The Court finds Fielding clearly could have raised his claims in the instant petition in his prior petition. The Court denied Fielding's prior petition as time barred and not because his claims were not ripe or he failed to exhaust his state remedies. The Court concludes, therefore, that Fielding's instant pleading is a successive § 2254 application within the meaning of the AEDPA. Moreover, because Fielding has not shown the requisite authorization from the Fifth Circuit Court of Appeals, the Court also concludes it lacks jurisdiction to hear his claims.

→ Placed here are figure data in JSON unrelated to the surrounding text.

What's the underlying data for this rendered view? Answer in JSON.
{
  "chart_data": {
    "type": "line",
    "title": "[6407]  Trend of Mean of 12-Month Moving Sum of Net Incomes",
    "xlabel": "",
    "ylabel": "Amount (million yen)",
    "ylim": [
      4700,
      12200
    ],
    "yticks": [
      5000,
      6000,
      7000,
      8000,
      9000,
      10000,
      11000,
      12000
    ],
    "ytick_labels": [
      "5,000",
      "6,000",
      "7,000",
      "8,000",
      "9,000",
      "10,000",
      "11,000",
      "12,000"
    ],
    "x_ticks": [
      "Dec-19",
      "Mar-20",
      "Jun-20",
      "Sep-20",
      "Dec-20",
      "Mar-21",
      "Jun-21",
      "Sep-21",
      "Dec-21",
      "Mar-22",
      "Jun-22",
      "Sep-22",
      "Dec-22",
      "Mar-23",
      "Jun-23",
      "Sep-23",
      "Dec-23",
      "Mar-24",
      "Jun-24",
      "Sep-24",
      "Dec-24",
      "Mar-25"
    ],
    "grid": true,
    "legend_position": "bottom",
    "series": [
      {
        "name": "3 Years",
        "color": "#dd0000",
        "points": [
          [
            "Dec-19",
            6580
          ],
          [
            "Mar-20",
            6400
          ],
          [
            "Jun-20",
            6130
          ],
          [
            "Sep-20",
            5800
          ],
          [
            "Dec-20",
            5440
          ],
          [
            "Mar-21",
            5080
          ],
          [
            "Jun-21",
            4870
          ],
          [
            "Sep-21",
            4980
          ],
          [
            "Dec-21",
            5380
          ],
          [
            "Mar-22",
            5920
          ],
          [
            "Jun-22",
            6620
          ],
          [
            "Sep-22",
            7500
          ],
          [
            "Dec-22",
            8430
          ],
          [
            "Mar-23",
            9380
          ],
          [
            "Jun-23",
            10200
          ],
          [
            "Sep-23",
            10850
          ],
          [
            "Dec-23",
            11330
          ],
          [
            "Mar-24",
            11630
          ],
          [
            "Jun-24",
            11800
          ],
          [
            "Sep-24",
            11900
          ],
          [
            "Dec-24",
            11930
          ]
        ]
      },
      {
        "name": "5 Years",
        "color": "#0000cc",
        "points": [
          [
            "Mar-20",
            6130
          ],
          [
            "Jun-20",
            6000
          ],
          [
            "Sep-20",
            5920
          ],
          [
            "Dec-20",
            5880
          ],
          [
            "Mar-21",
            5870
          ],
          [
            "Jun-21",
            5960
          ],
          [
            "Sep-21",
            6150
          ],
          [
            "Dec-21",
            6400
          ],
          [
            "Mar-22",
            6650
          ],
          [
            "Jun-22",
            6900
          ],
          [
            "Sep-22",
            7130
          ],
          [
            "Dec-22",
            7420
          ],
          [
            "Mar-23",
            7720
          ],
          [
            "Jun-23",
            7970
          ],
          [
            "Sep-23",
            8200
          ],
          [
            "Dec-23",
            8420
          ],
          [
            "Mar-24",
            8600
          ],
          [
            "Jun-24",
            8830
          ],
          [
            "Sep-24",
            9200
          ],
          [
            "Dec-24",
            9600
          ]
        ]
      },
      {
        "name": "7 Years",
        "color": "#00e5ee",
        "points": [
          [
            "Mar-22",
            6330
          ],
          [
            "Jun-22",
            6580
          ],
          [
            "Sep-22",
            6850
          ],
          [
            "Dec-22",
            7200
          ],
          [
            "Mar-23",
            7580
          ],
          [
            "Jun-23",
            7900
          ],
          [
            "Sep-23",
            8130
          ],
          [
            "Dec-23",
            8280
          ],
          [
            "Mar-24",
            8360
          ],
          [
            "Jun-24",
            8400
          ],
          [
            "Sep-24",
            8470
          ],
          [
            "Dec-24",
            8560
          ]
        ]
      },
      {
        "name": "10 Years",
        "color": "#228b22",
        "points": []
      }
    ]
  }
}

Key, 205 F.3d at 774; Hooker, 187 F.3d at 681-82. The Court must accordingly dismiss Fielding's petition without prejudice to his re-filing, should he obtain proper approval from the Fifth Circuit Court of Appeals.

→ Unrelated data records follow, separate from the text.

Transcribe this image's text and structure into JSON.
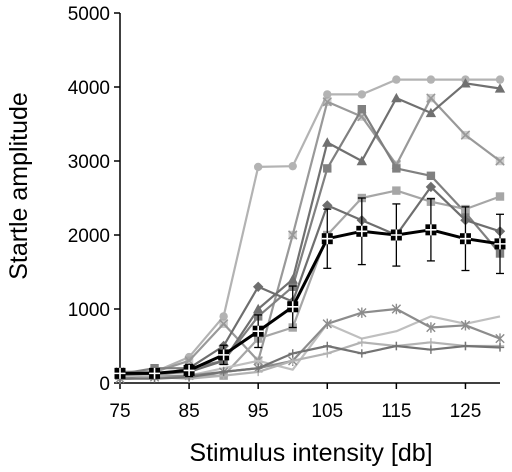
{
  "chart_data": {
    "type": "line",
    "title": "",
    "xlabel": "Stimulus intensity [db]",
    "ylabel": "Startle amplitude",
    "xlim": [
      75,
      130
    ],
    "ylim": [
      0,
      5000
    ],
    "x_ticks": [
      75,
      85,
      95,
      105,
      115,
      125
    ],
    "y_ticks": [
      0,
      1000,
      2000,
      3000,
      4000,
      5000
    ],
    "x_tick_labels": [
      "75",
      "85",
      "95",
      "105",
      "115",
      "125"
    ],
    "y_tick_labels": [
      "0",
      "1000",
      "2000",
      "3000",
      "4000",
      "5000"
    ],
    "grid": false,
    "legend": "none",
    "x": [
      75,
      80,
      85,
      90,
      95,
      100,
      105,
      110,
      115,
      120,
      125,
      130
    ],
    "series": [
      {
        "color": "#b3b3b3",
        "marker": "circle",
        "values": [
          150,
          150,
          350,
          900,
          2920,
          2930,
          3900,
          3900,
          4100,
          4100,
          4100,
          4100
        ]
      },
      {
        "color": "#999999",
        "marker": "x",
        "values": [
          150,
          150,
          300,
          800,
          300,
          2000,
          3800,
          3600,
          2950,
          3850,
          3350,
          3000
        ]
      },
      {
        "color": "#808080",
        "marker": "square",
        "values": [
          120,
          200,
          200,
          300,
          900,
          1300,
          2900,
          3700,
          2900,
          2800,
          2300,
          1750
        ]
      },
      {
        "color": "#707070",
        "marker": "triangle",
        "values": [
          100,
          120,
          150,
          300,
          1000,
          1400,
          3250,
          3000,
          3850,
          3650,
          4050,
          3980
        ]
      },
      {
        "color": "#a6a6a6",
        "marker": "square",
        "values": [
          100,
          100,
          100,
          100,
          600,
          750,
          2000,
          2500,
          2600,
          2450,
          2350,
          2520
        ]
      },
      {
        "color": "#6e6e6e",
        "marker": "diamond",
        "values": [
          100,
          100,
          200,
          500,
          1300,
          1100,
          2400,
          2200,
          2000,
          2650,
          2200,
          2050
        ]
      },
      {
        "color": "#bfbfbf",
        "marker": "none",
        "values": [
          80,
          100,
          100,
          200,
          300,
          180,
          800,
          600,
          700,
          900,
          800,
          900
        ]
      },
      {
        "color": "#8c8c8c",
        "marker": "asterisk",
        "values": [
          60,
          80,
          100,
          150,
          200,
          300,
          800,
          950,
          1000,
          750,
          780,
          600
        ]
      },
      {
        "color": "#b3b3b3",
        "marker": "plus",
        "values": [
          50,
          80,
          60,
          100,
          150,
          300,
          400,
          550,
          500,
          550,
          500,
          500
        ]
      },
      {
        "color": "#737373",
        "marker": "plus",
        "values": [
          60,
          60,
          80,
          150,
          200,
          400,
          500,
          400,
          500,
          450,
          500,
          480
        ]
      },
      {
        "color": "#000000",
        "marker": "square-cross",
        "bold": true,
        "values": [
          130,
          130,
          170,
          380,
          700,
          1030,
          1950,
          2050,
          2000,
          2070,
          1950,
          1880
        ],
        "errors": [
          0,
          0,
          80,
          130,
          220,
          280,
          400,
          450,
          420,
          420,
          430,
          400
        ]
      }
    ]
  }
}
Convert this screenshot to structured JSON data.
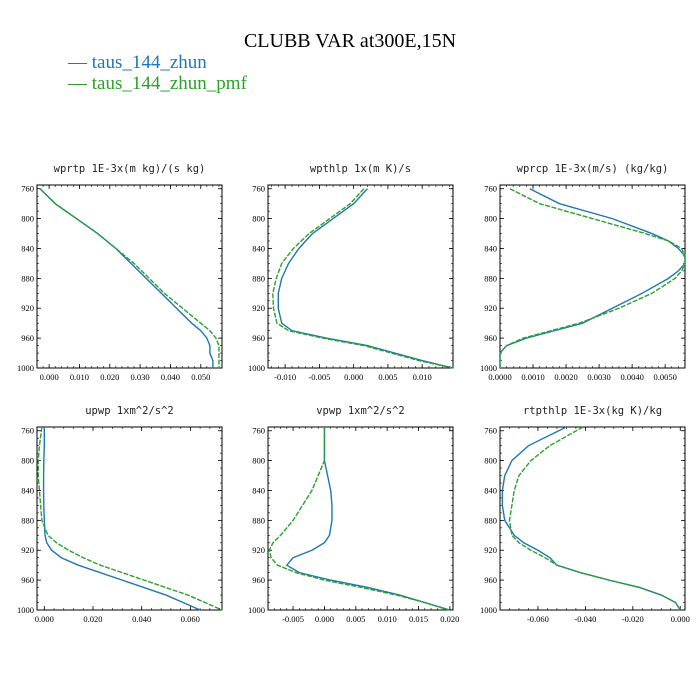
{
  "title": "CLUBB VAR at300E,15N",
  "legend": [
    {
      "label": "taus_144_zhun",
      "color": "#1f77b4",
      "dash": false
    },
    {
      "label": "taus_144_zhun_pmf",
      "color": "#2ca02c",
      "dash": true
    }
  ],
  "chart_data": [
    {
      "type": "line",
      "title": "wprtp  1E-3x(m kg)/(s kg)",
      "ylim": [
        1000,
        755
      ],
      "yticks": [
        760,
        800,
        840,
        880,
        920,
        960,
        1000
      ],
      "xlim": [
        -0.004,
        0.057
      ],
      "xticks": [
        0.0,
        0.01,
        0.02,
        0.03,
        0.04,
        0.05
      ],
      "xtick_labels": [
        "0.000",
        "0.010",
        "0.020",
        "0.030",
        "0.040",
        "0.050"
      ],
      "series": [
        {
          "name": "taus_144_zhun",
          "y": [
            760,
            780,
            800,
            820,
            840,
            860,
            880,
            900,
            920,
            940,
            950,
            960,
            970,
            980,
            990,
            1000
          ],
          "x": [
            -0.003,
            0.002,
            0.009,
            0.016,
            0.022,
            0.027,
            0.032,
            0.037,
            0.042,
            0.047,
            0.05,
            0.052,
            0.053,
            0.053,
            0.054,
            0.054
          ]
        },
        {
          "name": "taus_144_zhun_pmf",
          "y": [
            760,
            780,
            800,
            820,
            840,
            860,
            880,
            900,
            920,
            940,
            950,
            960,
            970,
            980,
            990,
            1000
          ],
          "x": [
            -0.003,
            0.002,
            0.009,
            0.016,
            0.022,
            0.028,
            0.033,
            0.038,
            0.044,
            0.05,
            0.053,
            0.055,
            0.056,
            0.056,
            0.056,
            0.056
          ]
        }
      ]
    },
    {
      "type": "line",
      "title": "wpthlp  1x(m K)/s",
      "ylim": [
        1000,
        755
      ],
      "yticks": [
        760,
        800,
        840,
        880,
        920,
        960,
        1000
      ],
      "xlim": [
        -0.0125,
        0.0145
      ],
      "xticks": [
        -0.01,
        -0.005,
        0.0,
        0.005,
        0.01
      ],
      "xtick_labels": [
        "-0.010",
        "-0.005",
        "0.000",
        "0.005",
        "0.010"
      ],
      "series": [
        {
          "name": "taus_144_zhun",
          "y": [
            760,
            780,
            800,
            820,
            840,
            860,
            880,
            900,
            920,
            940,
            950,
            960,
            970,
            980,
            990,
            1000
          ],
          "x": [
            0.002,
            0.0,
            -0.003,
            -0.006,
            -0.008,
            -0.0095,
            -0.0105,
            -0.011,
            -0.011,
            -0.0105,
            -0.009,
            -0.004,
            0.002,
            0.006,
            0.01,
            0.0145
          ]
        },
        {
          "name": "taus_144_zhun_pmf",
          "y": [
            760,
            780,
            800,
            820,
            840,
            860,
            880,
            900,
            920,
            940,
            950,
            960,
            970,
            980,
            990,
            1000
          ],
          "x": [
            0.0015,
            -0.0005,
            -0.0035,
            -0.0065,
            -0.0088,
            -0.0105,
            -0.0113,
            -0.0118,
            -0.0117,
            -0.0112,
            -0.0095,
            -0.0045,
            0.0015,
            0.0055,
            0.0095,
            0.0145
          ]
        }
      ]
    },
    {
      "type": "line",
      "title": "wprcp  1E-3x(m/s) (kg/kg)",
      "ylim": [
        1000,
        755
      ],
      "yticks": [
        760,
        800,
        840,
        880,
        920,
        960,
        1000
      ],
      "xlim": [
        0.0,
        0.0056
      ],
      "xticks": [
        0.0,
        0.001,
        0.002,
        0.003,
        0.004,
        0.005
      ],
      "xtick_labels": [
        "0.0000",
        "0.0010",
        "0.0020",
        "0.0030",
        "0.0040",
        "0.0050"
      ],
      "series": [
        {
          "name": "taus_144_zhun",
          "y": [
            760,
            780,
            800,
            820,
            830,
            840,
            850,
            860,
            870,
            880,
            900,
            920,
            940,
            960,
            970,
            980,
            1000
          ],
          "x": [
            0.0009,
            0.0018,
            0.0034,
            0.0046,
            0.0051,
            0.0054,
            0.0056,
            0.0056,
            0.0054,
            0.0051,
            0.0043,
            0.0034,
            0.0025,
            0.0008,
            0.0002,
            0.0,
            0.0
          ]
        },
        {
          "name": "taus_144_zhun_pmf",
          "y": [
            760,
            780,
            800,
            820,
            830,
            840,
            850,
            860,
            870,
            880,
            900,
            920,
            940,
            960,
            970,
            980,
            1000
          ],
          "x": [
            0.0003,
            0.0012,
            0.0028,
            0.0044,
            0.0051,
            0.0055,
            0.0056,
            0.0056,
            0.0055,
            0.0053,
            0.0046,
            0.0036,
            0.0024,
            0.0007,
            0.0002,
            0.0,
            0.0
          ]
        }
      ]
    },
    {
      "type": "line",
      "title": "upwp  1xm^2/s^2",
      "ylim": [
        1000,
        755
      ],
      "yticks": [
        760,
        800,
        840,
        880,
        920,
        960,
        1000
      ],
      "xlim": [
        -0.003,
        0.073
      ],
      "xticks": [
        0.0,
        0.02,
        0.04,
        0.06
      ],
      "xtick_labels": [
        "0.000",
        "0.020",
        "0.040",
        "0.060"
      ],
      "series": [
        {
          "name": "taus_144_zhun",
          "y": [
            755,
            780,
            800,
            820,
            840,
            860,
            880,
            900,
            910,
            920,
            930,
            940,
            950,
            960,
            970,
            980,
            990,
            1000
          ],
          "x": [
            0.0,
            0.0,
            -0.0002,
            -0.0003,
            -0.0003,
            -0.0002,
            0.0,
            0.0003,
            0.001,
            0.003,
            0.007,
            0.014,
            0.023,
            0.032,
            0.041,
            0.05,
            0.057,
            0.064
          ]
        },
        {
          "name": "taus_144_zhun_pmf",
          "y": [
            755,
            780,
            800,
            820,
            840,
            860,
            880,
            900,
            910,
            920,
            930,
            940,
            950,
            960,
            970,
            980,
            990,
            1000
          ],
          "x": [
            -0.001,
            -0.002,
            -0.0025,
            -0.0025,
            -0.002,
            -0.0015,
            -0.001,
            0.0015,
            0.005,
            0.01,
            0.016,
            0.023,
            0.032,
            0.041,
            0.05,
            0.059,
            0.066,
            0.073
          ]
        }
      ]
    },
    {
      "type": "line",
      "title": "vpwp  1xm^2/s^2",
      "ylim": [
        1000,
        755
      ],
      "yticks": [
        760,
        800,
        840,
        880,
        920,
        960,
        1000
      ],
      "xlim": [
        -0.009,
        0.0205
      ],
      "xticks": [
        -0.005,
        0.0,
        0.005,
        0.01,
        0.015,
        0.02
      ],
      "xtick_labels": [
        "-0.005",
        "0.000",
        "0.005",
        "0.010",
        "0.015",
        "0.020"
      ],
      "series": [
        {
          "name": "taus_144_zhun",
          "y": [
            755,
            780,
            800,
            820,
            840,
            860,
            880,
            900,
            910,
            920,
            930,
            940,
            950,
            960,
            970,
            980,
            990,
            1000
          ],
          "x": [
            0.0,
            0.0,
            0.0,
            0.0005,
            0.001,
            0.0012,
            0.0012,
            0.0008,
            0.0,
            -0.002,
            -0.005,
            -0.006,
            -0.004,
            0.001,
            0.007,
            0.012,
            0.016,
            0.02
          ]
        },
        {
          "name": "taus_144_zhun_pmf",
          "y": [
            755,
            780,
            800,
            820,
            840,
            860,
            880,
            900,
            910,
            920,
            930,
            940,
            950,
            960,
            970,
            980,
            990,
            1000
          ],
          "x": [
            0.0,
            0.0,
            0.0,
            -0.001,
            -0.002,
            -0.0035,
            -0.005,
            -0.007,
            -0.0082,
            -0.0088,
            -0.0085,
            -0.0075,
            -0.0045,
            0.0,
            0.006,
            0.0115,
            0.016,
            0.0198
          ]
        }
      ]
    },
    {
      "type": "line",
      "title": "rtpthlp  1E-3x(kg K)/kg",
      "ylim": [
        1000,
        755
      ],
      "yticks": [
        760,
        800,
        840,
        880,
        920,
        960,
        1000
      ],
      "xlim": [
        -0.076,
        0.002
      ],
      "xticks": [
        -0.06,
        -0.04,
        -0.02,
        0.0
      ],
      "xtick_labels": [
        "-0.060",
        "-0.040",
        "-0.020",
        "0.000"
      ],
      "series": [
        {
          "name": "taus_144_zhun",
          "y": [
            755,
            780,
            800,
            820,
            840,
            860,
            880,
            900,
            910,
            920,
            930,
            940,
            950,
            960,
            970,
            980,
            990,
            1000
          ],
          "x": [
            -0.048,
            -0.064,
            -0.071,
            -0.074,
            -0.075,
            -0.075,
            -0.074,
            -0.07,
            -0.066,
            -0.06,
            -0.055,
            -0.052,
            -0.042,
            -0.03,
            -0.017,
            -0.008,
            -0.002,
            0.0
          ]
        },
        {
          "name": "taus_144_zhun_pmf",
          "y": [
            755,
            780,
            800,
            820,
            840,
            860,
            880,
            900,
            910,
            920,
            930,
            940,
            950,
            960,
            970,
            980,
            990,
            1000
          ],
          "x": [
            -0.041,
            -0.055,
            -0.063,
            -0.068,
            -0.07,
            -0.071,
            -0.072,
            -0.071,
            -0.068,
            -0.063,
            -0.057,
            -0.052,
            -0.042,
            -0.03,
            -0.017,
            -0.008,
            -0.002,
            0.0
          ]
        }
      ]
    }
  ]
}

The AEDPA also requires a certificate of appealability before an appeal may proceed in this matter. 28 U.S.C. § 2253; see Hallmark v. Johnson, 118 F.3d 1073, 1076 (5th Cir. 1997) (noting that appeals of causes initiated under either 28 U.S.C. §§ 2254 or 2255 require a certificate of appealability). "This is a jurisdictional prerequisite because the statute mandates that '[u]nless a circuit justice or judge issues a certificate of appealability, an appeal may not be taken to the court of appeals.'" Miller-El v. Cockrell, 537 U.S. 322, 336 (2003) (citing 28 U.S.C. § 2253(c)(1)). A circuit justice or judge will not issue a certificate of appealability unless the petitioner makes "a substantial showing of the denial of a constitutional right." 28 U.S.C. § 2253(c)(2). This standard "includes showing that reasonable jurists could debate whether (or, for that matter, agree that) the petition should have been resolved in a different manner or that the issues presented were adequate to deserve encouragement to proceed further." Slack, 529 U.S. at 483-84 (internal quotations and citations omitted).
The Court concludes in this case that reasonable jurists would not find the Court's procedural rulings debatable. Consequently, the Court will not issue a certificate of appealability from its decision.
For the reasons discussed above, the Court enters the following orders:
IT IS ORDERED that Gilbert Fielding's "Petition for a Writ of Habeas Corpus by a Person in State Custody" 28 U.S.C. § 2254 (ECF No. 1) is DISMISSED WITHOUT PREJUDICE.
IT IS FURTHER ORDERED that Gilbert Fielding is DENIED a CERTIFICATE OF APPEALABILITY.
IT IS ALSO ORDERED that all pending motions, if any, are DENIED AS MOOT.
IT IS FINALLY ORDERED that the Clerk shall CLOSE this case.
SO ORDERED.
SIGNED this 22nd day of April, 2019.